POE Posté 1 juillet 2008 Signaler Posté 1 juillet 2008 L'homme est une espèce sociale et consciente : de la découle qu'elle est une espèce morale. La morale consiste en effet au sens large à dire ce qui est bien ou mal, bon ou mauvais pour un individu au sein d'un groupe, et pour un groupe vis-à-dis des autres groupes. C'est ainsi que la morale a été sélectionnée dans l'évolution : si des individus faisaient absolument n'importe quoi, y compris tuer, violer, piller, mentir, etc. au hasard autour d'eux, la survie de leur groupe (et la survie de ces individus) aurait été problématique. Homo sapiens n'a donc pu survivre qu'en réglant le comportement au sein du groupe, et la morale est le nom de ce règlement lorsqu'il s'agit de dire ce qui est bon/mauvais ou bien/mal.Il existe donc des instincts moraux ou protomoraux chez l'homme, qui précèdent toute formalisation d'une morale par le langage : nous éprouvons des émotions et de l'empathie, nous sommes sensibles à la souffrance des autres, nous répugnons à recourir à la violence comme mode normal de relation aux autres. Tu pars du principe que l'homme est une espèce sociale et consciente, pour affirmer ensuite que la morale est une nécessité évolutive.
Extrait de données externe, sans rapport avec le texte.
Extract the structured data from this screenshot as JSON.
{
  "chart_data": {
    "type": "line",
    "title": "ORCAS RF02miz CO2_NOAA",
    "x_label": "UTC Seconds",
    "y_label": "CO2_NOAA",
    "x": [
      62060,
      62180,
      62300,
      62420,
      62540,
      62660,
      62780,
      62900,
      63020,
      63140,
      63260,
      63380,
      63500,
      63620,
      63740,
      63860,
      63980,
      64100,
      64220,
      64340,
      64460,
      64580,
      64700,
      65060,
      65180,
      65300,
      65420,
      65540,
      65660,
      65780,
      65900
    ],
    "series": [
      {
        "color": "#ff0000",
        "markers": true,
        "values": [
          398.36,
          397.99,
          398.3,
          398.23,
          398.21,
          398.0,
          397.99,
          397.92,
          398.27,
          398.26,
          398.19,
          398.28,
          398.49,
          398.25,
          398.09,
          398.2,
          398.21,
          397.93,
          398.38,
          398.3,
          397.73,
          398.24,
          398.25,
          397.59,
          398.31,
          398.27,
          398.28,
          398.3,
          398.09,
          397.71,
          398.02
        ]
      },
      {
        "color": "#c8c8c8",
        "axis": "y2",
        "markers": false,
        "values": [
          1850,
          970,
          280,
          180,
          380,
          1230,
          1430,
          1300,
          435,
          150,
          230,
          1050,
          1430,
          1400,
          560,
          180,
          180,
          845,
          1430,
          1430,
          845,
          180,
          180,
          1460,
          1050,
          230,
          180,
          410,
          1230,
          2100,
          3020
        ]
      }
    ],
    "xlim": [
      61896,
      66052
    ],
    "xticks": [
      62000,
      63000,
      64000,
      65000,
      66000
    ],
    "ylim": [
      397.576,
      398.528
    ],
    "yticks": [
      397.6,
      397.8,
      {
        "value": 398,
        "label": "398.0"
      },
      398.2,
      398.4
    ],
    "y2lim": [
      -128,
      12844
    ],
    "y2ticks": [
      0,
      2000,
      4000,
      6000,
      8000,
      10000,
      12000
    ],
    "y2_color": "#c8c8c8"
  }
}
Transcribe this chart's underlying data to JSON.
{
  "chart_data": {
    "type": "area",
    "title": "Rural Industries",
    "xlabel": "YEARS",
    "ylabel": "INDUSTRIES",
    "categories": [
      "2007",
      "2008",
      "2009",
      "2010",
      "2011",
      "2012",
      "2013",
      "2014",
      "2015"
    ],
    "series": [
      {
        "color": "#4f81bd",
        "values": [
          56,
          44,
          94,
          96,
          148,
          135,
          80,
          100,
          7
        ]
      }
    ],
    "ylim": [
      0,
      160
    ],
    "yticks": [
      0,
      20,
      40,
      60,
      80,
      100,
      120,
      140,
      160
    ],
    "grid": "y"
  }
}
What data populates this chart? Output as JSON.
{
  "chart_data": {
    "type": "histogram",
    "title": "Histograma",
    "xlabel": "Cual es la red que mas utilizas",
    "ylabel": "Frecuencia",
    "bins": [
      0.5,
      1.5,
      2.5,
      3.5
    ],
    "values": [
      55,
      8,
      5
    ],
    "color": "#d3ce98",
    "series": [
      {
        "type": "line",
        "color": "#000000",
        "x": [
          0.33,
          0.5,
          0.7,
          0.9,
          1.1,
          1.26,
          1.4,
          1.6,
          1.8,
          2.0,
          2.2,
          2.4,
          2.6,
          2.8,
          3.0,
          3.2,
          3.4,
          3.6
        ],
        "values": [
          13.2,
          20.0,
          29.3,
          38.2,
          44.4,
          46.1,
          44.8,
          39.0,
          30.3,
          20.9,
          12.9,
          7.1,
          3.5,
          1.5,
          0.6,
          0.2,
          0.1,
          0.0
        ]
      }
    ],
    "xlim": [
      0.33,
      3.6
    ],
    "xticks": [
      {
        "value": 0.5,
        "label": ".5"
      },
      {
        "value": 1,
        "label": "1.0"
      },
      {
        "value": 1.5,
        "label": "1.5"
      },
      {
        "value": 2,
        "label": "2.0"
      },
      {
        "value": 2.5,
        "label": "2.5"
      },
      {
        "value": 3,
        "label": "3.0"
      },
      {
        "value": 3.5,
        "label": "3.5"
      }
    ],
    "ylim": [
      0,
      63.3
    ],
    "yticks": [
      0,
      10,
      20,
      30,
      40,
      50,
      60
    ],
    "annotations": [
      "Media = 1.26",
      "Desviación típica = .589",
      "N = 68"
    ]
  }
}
Pourquoi pas, mais je ne vois pas pourquoi il faudrait séparer l'existence d'un homme conscient et social, de l'existence d'un homme qui a des principes moraux. Il n'y aucune raison de considérer que ces différents traits sont apparus dans des temps différents de l'évolution. L'homme est une espèce sociale, consciente et morale. Mais cela ne dit rien quand à la nécessité évolutive de la morale. Tu poses de la même façon, qu'il existe des instincts protomoraux chez l'homme précédant toute formalisation d'une morale par le langage, mais ceci est également un a priori infondé. Peut on considérer que l'homme suit une morale si il est incapable de nommer ce qui est bon et ce qui est mal. Je considère qu'on ne peut parler de morale que lorsque l'homme dispose d'un langage qui lui permette de nommer ce qui est bon et ce qui est mauvais.